After all of these misbegotten policies and all these instances of fraud, you might expect official supervisory bodies as well as governments to be flexing their muscles. On the contrary. The Italian government, to the exasperation of the European Commission, rejected the ‘bail-in’, under which as explained above share- and bondholders must cough up first. Deutsche Bank last year agreed to pay $7 billion under an arrangement with the US Justice Department for their fraudulent practices in relation to mortgages. The Americans had originally asked for twice that figure, but the Germans refused point blank to pay this. It’s somewhat bizarre that banks can apparently negotiate the level of their fines. You might like to try this, if for example you’re done for speeding.

And the Rabobank? They got, it’s true, a substantial fine for the Libor fraud, but since then the Dutch government has left them in peace. The Public Prosecutor agreed to accept €70 million. Arnold Merkies has repeatedly called for further steps to be taken against the fraudulent bank, but the government has been reluctant to act. “’Arrangements’ aren’t in this case in principle suitable,” says Merkies. “In the context of the building fraud scandals we agreed that no arrangement would be accepted when it concerned such extensive affairs and such large sums . But Ivo Opstelten – then Minister of Security and Justice – told me at the time that it was all too complicated. Can you believe

that? This sort of affair is always complex. So what I would say is we should make sure the Public Prosecutor’s Office has sufficient capacity to unravel such matters.”

Prison sentences for whistleblowers

Does then a culture of total impunity prevail in the financial world? Not exactly. But to find the exceptions we need to move to the other side of the table. In June last year two whistleblowers who revealed aspects of the notorious Luxleaks affair were condemned to suspended sentences of respectively twelve and nine months. Raphael Halet and Antoine Deltour, who were employed by PriceWaterhouseCooper, had made public documents regarding secret tax agreements between governments and multinationals such as Ikea, Pepsi and Walt Disney. The Luxleaks affair also revealed the fiscal deals between the Dutch government and Starbucks. Even French journalist Edouard Perrin, who was the first to speak about these revelations on TV, was arraigned for ‘receiving stolen property’, though he was later acquitted.

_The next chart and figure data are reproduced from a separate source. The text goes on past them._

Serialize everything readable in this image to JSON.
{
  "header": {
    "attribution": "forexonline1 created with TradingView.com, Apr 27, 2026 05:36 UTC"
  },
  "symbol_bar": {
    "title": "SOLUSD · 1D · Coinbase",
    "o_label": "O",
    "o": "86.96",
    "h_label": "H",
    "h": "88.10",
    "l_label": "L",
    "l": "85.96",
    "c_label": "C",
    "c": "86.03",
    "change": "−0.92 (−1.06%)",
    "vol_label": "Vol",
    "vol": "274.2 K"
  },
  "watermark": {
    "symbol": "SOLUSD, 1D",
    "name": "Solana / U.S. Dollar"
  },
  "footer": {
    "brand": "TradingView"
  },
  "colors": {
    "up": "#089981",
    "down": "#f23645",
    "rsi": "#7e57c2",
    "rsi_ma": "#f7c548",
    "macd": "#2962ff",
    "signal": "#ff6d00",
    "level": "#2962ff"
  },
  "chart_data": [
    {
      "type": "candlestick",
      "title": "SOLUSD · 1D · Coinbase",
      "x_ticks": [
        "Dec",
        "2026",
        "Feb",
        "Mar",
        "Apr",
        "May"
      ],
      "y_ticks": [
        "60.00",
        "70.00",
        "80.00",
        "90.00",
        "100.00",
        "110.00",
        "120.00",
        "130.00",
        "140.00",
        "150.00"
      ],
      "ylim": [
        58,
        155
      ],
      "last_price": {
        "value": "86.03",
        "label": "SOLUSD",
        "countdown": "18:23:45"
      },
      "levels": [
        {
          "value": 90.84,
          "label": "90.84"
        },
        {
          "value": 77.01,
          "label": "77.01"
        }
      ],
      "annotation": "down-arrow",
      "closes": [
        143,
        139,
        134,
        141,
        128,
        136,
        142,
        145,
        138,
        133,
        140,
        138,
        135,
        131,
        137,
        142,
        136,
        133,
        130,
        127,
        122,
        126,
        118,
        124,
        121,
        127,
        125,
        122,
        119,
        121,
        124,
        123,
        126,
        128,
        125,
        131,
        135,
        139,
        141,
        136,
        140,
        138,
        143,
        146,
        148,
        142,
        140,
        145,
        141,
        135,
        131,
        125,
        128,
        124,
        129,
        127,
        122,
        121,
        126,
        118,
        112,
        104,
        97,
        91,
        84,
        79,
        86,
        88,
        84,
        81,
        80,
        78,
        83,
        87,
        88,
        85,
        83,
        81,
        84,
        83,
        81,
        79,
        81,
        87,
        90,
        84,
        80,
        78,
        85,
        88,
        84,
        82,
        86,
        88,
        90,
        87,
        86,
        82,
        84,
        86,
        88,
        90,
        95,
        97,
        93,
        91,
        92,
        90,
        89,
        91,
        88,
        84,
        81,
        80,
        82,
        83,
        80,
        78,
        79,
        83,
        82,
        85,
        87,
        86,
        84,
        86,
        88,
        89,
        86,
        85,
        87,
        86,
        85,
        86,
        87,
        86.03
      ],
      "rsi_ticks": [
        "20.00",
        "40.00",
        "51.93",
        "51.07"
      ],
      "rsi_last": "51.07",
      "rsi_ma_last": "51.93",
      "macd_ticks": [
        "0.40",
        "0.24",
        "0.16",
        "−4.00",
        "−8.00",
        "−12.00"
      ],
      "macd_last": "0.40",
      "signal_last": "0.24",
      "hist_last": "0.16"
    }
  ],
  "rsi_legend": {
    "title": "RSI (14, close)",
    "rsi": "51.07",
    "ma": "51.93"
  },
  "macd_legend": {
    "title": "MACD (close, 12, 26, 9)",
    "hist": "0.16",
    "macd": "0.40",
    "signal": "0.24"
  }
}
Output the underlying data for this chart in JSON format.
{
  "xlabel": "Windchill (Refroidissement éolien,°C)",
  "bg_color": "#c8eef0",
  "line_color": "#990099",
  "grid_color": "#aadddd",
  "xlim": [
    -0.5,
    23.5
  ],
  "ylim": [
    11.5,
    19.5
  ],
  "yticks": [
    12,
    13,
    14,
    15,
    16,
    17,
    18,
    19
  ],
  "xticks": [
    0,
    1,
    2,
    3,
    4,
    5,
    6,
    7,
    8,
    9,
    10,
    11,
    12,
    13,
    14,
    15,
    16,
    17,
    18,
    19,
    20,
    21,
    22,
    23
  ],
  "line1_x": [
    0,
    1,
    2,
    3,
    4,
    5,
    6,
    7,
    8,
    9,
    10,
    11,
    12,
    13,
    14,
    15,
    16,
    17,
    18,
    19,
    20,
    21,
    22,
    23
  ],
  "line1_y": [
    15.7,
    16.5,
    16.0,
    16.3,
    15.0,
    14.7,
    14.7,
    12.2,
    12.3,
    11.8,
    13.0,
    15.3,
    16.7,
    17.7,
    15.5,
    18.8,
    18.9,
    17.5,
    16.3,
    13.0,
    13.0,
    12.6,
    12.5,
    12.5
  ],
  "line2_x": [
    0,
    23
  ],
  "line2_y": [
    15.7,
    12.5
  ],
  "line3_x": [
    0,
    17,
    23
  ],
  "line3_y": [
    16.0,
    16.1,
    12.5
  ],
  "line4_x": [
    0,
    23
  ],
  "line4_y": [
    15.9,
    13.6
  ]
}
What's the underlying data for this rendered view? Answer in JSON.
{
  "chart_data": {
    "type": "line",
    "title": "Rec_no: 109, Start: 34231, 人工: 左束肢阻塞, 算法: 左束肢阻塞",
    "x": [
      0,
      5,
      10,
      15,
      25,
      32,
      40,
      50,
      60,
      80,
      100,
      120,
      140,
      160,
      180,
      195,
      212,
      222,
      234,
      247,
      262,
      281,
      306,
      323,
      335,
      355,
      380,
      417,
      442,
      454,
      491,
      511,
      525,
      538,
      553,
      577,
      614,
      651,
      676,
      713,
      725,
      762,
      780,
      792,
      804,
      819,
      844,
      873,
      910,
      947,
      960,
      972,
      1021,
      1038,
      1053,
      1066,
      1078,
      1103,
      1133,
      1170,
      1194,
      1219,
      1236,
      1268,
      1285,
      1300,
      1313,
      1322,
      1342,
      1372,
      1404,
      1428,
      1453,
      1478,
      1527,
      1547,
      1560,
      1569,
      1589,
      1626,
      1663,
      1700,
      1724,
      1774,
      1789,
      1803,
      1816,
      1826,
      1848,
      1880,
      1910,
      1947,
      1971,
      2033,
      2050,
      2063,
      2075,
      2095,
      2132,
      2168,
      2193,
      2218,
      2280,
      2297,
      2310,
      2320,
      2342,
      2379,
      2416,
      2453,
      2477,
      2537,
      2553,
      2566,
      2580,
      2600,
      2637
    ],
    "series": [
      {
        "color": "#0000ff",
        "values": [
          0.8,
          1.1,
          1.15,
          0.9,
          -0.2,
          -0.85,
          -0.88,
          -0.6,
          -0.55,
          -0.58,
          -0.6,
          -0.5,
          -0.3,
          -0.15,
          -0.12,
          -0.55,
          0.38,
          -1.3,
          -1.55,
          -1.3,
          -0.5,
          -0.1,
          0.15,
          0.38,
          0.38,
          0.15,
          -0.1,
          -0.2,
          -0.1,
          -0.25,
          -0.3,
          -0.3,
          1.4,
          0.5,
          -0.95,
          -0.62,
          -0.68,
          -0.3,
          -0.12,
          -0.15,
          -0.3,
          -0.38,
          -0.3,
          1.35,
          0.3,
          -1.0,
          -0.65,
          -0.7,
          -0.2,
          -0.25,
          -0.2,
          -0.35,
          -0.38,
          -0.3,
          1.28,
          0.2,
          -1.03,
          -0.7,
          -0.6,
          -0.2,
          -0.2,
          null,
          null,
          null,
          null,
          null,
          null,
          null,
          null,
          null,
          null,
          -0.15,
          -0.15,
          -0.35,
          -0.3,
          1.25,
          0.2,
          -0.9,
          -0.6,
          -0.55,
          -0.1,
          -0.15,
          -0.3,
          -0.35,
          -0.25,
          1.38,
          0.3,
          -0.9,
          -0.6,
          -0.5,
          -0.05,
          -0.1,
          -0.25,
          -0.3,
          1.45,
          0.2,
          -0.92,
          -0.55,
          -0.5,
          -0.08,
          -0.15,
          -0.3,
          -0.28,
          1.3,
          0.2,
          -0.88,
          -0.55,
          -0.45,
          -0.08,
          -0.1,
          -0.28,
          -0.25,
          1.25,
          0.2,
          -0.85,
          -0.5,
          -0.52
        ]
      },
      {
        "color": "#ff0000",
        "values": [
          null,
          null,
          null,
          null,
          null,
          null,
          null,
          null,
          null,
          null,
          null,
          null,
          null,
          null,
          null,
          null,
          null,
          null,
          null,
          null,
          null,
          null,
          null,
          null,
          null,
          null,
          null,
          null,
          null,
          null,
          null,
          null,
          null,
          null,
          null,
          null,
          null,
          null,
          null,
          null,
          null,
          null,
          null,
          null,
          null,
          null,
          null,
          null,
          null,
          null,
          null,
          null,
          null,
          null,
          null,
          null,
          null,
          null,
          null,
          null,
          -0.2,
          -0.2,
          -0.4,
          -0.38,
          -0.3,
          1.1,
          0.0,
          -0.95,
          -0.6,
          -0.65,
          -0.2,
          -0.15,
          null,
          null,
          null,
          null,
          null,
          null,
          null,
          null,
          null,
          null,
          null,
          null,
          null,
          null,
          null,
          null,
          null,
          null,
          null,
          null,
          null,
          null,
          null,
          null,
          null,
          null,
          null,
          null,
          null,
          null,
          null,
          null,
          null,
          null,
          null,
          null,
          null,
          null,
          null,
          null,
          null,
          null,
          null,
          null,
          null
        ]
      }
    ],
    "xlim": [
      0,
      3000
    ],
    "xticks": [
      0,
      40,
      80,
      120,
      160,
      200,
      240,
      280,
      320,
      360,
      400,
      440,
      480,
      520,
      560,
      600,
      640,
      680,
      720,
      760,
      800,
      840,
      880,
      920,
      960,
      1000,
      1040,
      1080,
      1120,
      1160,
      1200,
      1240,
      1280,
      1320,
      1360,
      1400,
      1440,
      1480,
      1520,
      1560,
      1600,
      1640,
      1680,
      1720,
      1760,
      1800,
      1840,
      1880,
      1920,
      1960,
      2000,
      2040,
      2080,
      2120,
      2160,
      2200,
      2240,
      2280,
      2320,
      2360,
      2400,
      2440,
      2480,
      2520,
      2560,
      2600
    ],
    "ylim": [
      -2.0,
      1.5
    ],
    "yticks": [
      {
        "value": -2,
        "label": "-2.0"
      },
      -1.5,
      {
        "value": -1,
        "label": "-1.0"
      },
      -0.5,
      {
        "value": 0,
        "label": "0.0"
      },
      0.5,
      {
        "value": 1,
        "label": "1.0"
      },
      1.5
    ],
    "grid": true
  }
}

You couldn’t make it up. People who revealed large scale tax evasion are condemned, while those who made the deed possible go scot free. But you don’t have to make it up: it’s the reality. Just as is the idea that the average citizen on closer inspection is acting in two ways as guarantor for the lunatic adventures of the financial world. In the first place with his or her savings, with which bankers elsewhere can have adventures; and secondly with his or her taxes, with which governments can drag banks out of the mire should these adventures go horribly wrong. And woe to any citizens who make a single mistake on their own tax returns.

This article first appeared in the original Dutch in the SP monthly Tribune in January 2017.